I started a pure Lua module to support operation on UTF-8 data.
First goal was reached :
- be able to get the good length
- be able to get substring
- automatic convertion
Pleased to see someone else interested in unicode. I have had a look at your online repo. However, are you aware the following example you give will not work in general:
Code: Select all
Sample of use
code>local data = "àbcdéêèf"
local u = require("utf8")
local udata = u(data)
print(type(data), data) -- the orignal print(type(udata), udata) -- automatic convertion to string
print(#data) -- is not the good number of printed characters on screen print(#udata) -- is the number of printed characters on screen
print(udata:sub(4,5)) -- be able to use the sub() like a string
I will not give you a Lua example because you cannot even type
unicode strings in Lua, but here is the best you can have shown in python:
Code: Select all
s = u"\u0041\u0302\u0020\u0041\u032D"
print(s) # "Â A̭" (3 chars!)
print(repr(s)) # u'A\u0302 A\u032d'
print (len(s)) # 5
The point is what unicode folks call "abstract characters", what is represented by "unicode code points", is not
what you, me, or any other one would call "character", but just what they like to list in their set.

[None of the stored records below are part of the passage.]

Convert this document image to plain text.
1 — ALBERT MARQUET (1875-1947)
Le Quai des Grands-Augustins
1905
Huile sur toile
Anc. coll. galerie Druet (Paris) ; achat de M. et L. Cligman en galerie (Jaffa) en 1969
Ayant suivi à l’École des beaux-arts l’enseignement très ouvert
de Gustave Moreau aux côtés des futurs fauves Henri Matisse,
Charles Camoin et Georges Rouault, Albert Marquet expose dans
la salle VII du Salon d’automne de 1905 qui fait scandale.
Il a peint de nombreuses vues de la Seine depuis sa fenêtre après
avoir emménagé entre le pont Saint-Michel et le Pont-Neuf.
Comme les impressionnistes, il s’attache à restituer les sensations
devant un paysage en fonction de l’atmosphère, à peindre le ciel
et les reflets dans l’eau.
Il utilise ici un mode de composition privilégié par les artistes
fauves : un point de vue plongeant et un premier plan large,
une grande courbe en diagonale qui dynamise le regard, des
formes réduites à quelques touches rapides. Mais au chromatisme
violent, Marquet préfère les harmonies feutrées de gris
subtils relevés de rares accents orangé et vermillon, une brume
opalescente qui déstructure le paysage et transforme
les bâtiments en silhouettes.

In particular, basically, composite characters like Â are represented by 2 codes, one for the base 'A', one for the combining '^'. Which is a very good thing, imo: simple, informative, efficient. But there are also "precomposed characters" with codes representing whole composite characters. These are the ones most (if not all) unicode-aware editors and other text-producing software use, indeed, so that everyone thinks "abstract characters" are just characters and codes just represent characters (even programmers working on unicode). But this is not true.
A single character is represented by a suite of codes (1 or more, there is no formal limit in fact). And each code is 1 number in utf-32 and 1 to 4 (or 6) bytes in utf-8, as you know. Thus, decoding utf-8 gives you an array of codes, but not array of character representations, in the everyday or programming sense of "character". As a consequence, your #udata on my example will give 5, not 3.
Anyway, it's still very, very nice to have utf-8 <--> unicode encoding and decoding routines, and I may reuse them if you don't mind.